The RA/LA area ratio is simple to measure and a cutoff of day 1 RA/LA area ratio >1.0 may be a practical guide for physicians to identify patients who are at increased risk of death in the long-term following submassive PE. In particular, we have identified 17 of the 37 (46%) deaths in the validation cohort were cardiovascular or recurrent pulmonary embolus deaths which may have been preventable. These patients may benefit from long term follow-up and closer surveillance [6, 7] to ensure appropriate anticoagulation therapy is provided and that there is normalisation of the RA/LA area ratio and RV function with normalisation of pulmonary haemodynamics.

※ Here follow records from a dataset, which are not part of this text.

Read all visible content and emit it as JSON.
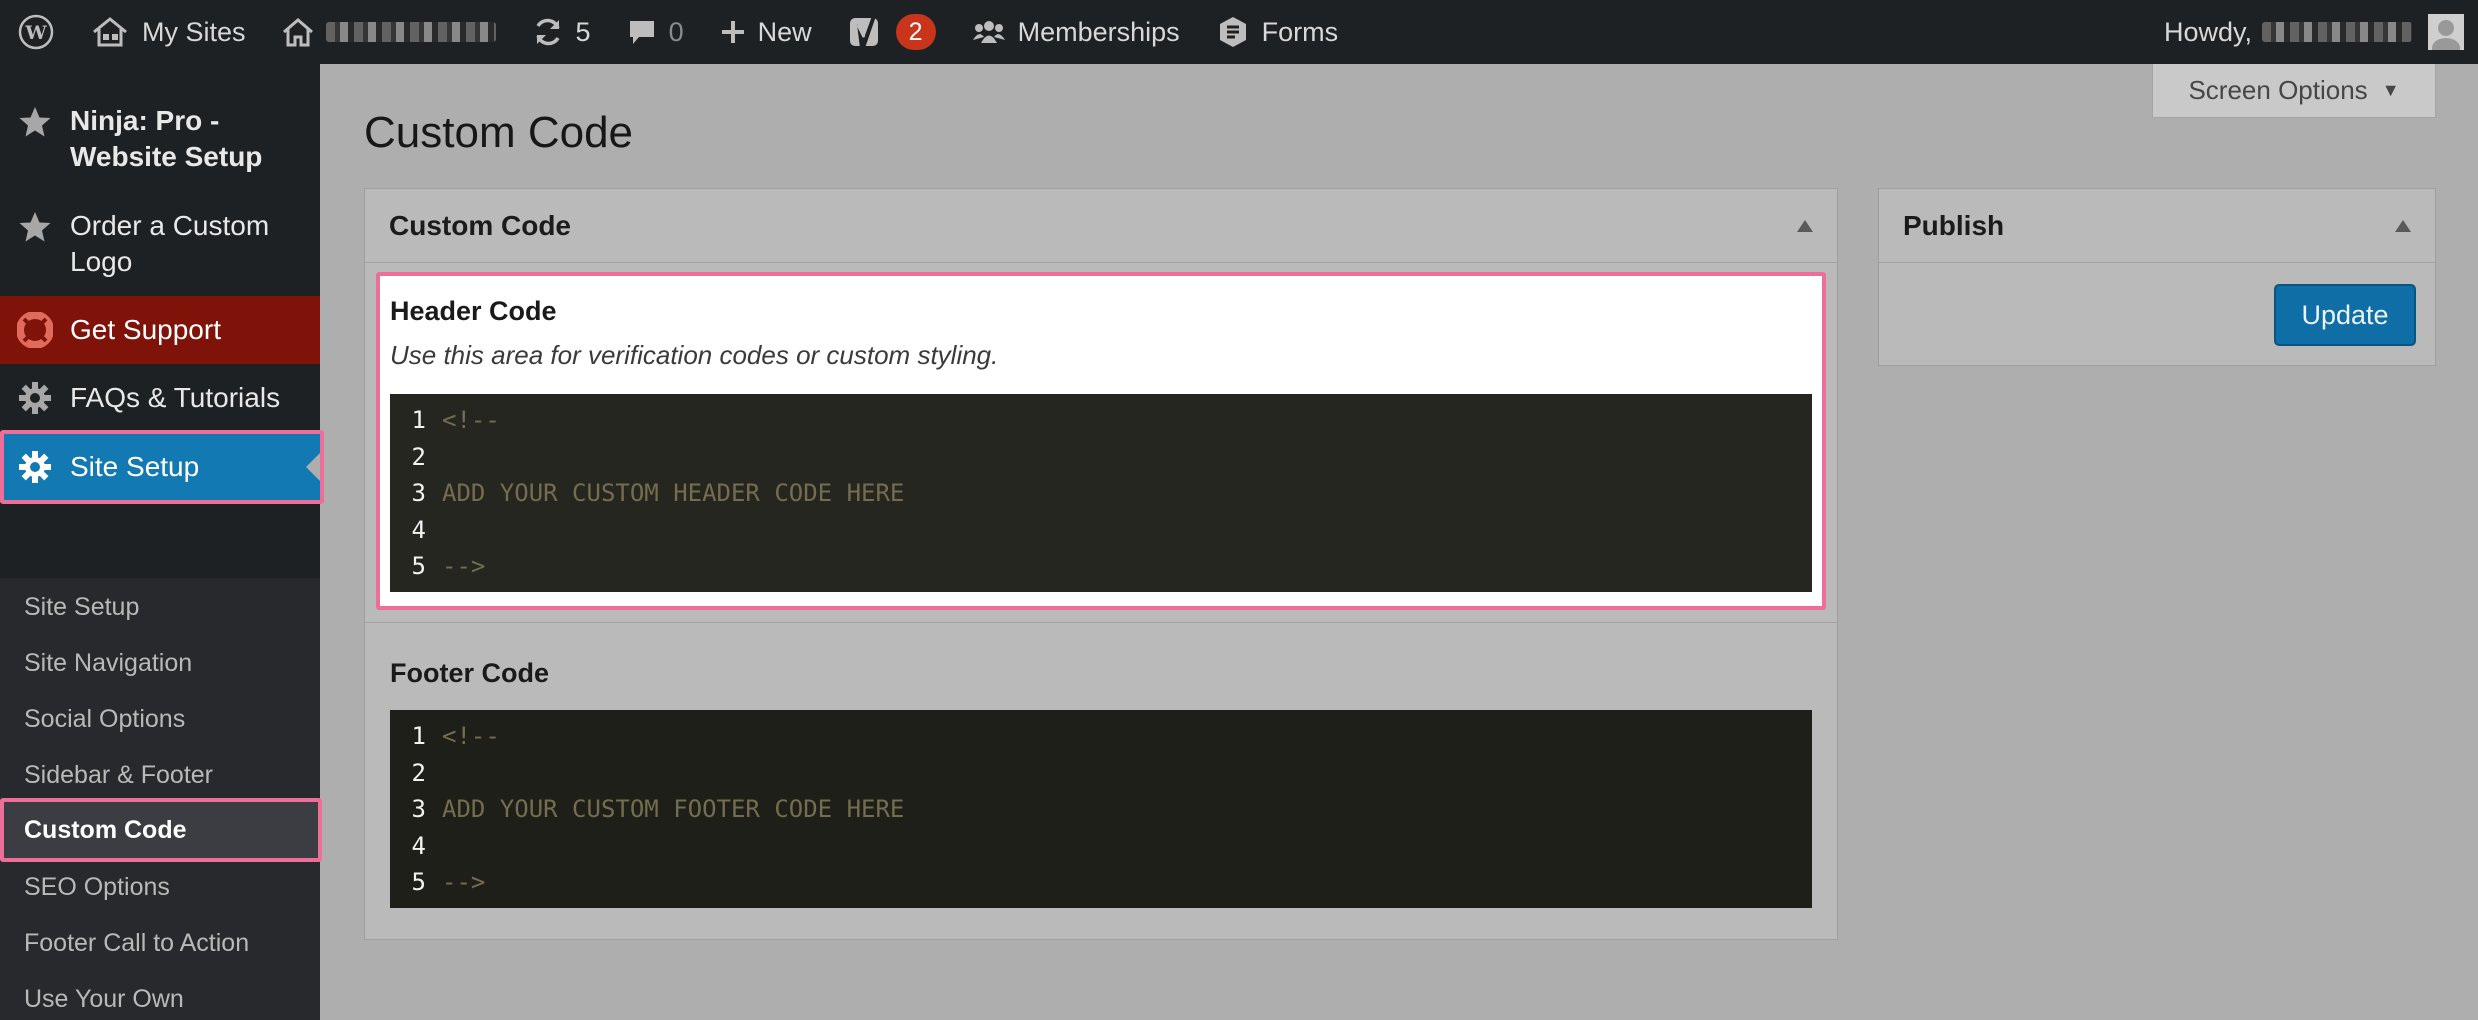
{
  "adminbar": {
    "my_sites": "My Sites",
    "updates_count": "5",
    "comments_count": "0",
    "new_label": "New",
    "yoast_badge": "2",
    "memberships": "Memberships",
    "forms": "Forms",
    "howdy": "Howdy,"
  },
  "sidebar": {
    "items": [
      {
        "label": "Ninja: Pro - Website Setup",
        "icon": "star-icon"
      },
      {
        "label": "Order a Custom Logo",
        "icon": "star-icon"
      },
      {
        "label": "Get Support",
        "icon": "lifebuoy-icon"
      },
      {
        "label": "FAQs & Tutorials",
        "icon": "gear-icon"
      },
      {
        "label": "Site Setup",
        "icon": "gear-icon"
      }
    ],
    "submenu": [
      "Site Setup",
      "Site Navigation",
      "Social Options",
      "Sidebar & Footer",
      "Custom Code",
      "SEO Options",
      "Footer Call to Action",
      "Use Your Own Domain"
    ]
  },
  "main": {
    "screen_options": "Screen Options",
    "title": "Custom Code",
    "custom_code_box": {
      "title": "Custom Code",
      "header_title": "Header Code",
      "header_desc": "Use this area for verification codes or custom styling.",
      "header_lines": [
        "<!--",
        "",
        "ADD YOUR CUSTOM HEADER CODE HERE",
        "",
        "-->"
      ],
      "footer_title": "Footer Code",
      "footer_lines": [
        "<!--",
        "",
        "ADD YOUR CUSTOM FOOTER CODE HERE",
        "",
        "-->"
      ]
    },
    "publish_box": {
      "title": "Publish",
      "update_label": "Update"
    }
  },
  "colors": {
    "accent": "#1379b2",
    "support": "#7f1309",
    "highlight": "#ec6e99",
    "badge": "#c9351b"
  }
}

The CCI is a summation score of the burden of Comorbidities  shown to be very useful in prognosticating the outcome of patients suffering from diseases including heart failure , endocarditis  and cancer . In our current study, we confirmed the CCI is an independent predictor of long-term death following submassive PE. Among the included comorbidities in the CCI are cardiovascular diseases, chronic pulmonary diseases and malignancies. These comorbid illnesses have previously been found to be present in patients presenting with venous thromboembolism  and were predictors of long-term functional impairment and survival . We have shown for the first time that a simple and easily obtained echocardiographic parameter, the RA/LA area ratio, is an independent predictor of long-term survival following acute PE.
This study is limited by its sample size. This may explain why cardiac troponin-T and BNP levels, which were raised amongst the non-survivors, were not independent predictors of long-term mortality following multivariate analysis in our combined cohort. We have recently demonstrated a concentration-dependent relationship between cardiac troponin-T elevation following acute PE and long-term mortality  and it will be important to extend the present study into larger patient cohorts to directly compare RA/LA area ratio and biochemical parameters in predicting long-term outcome.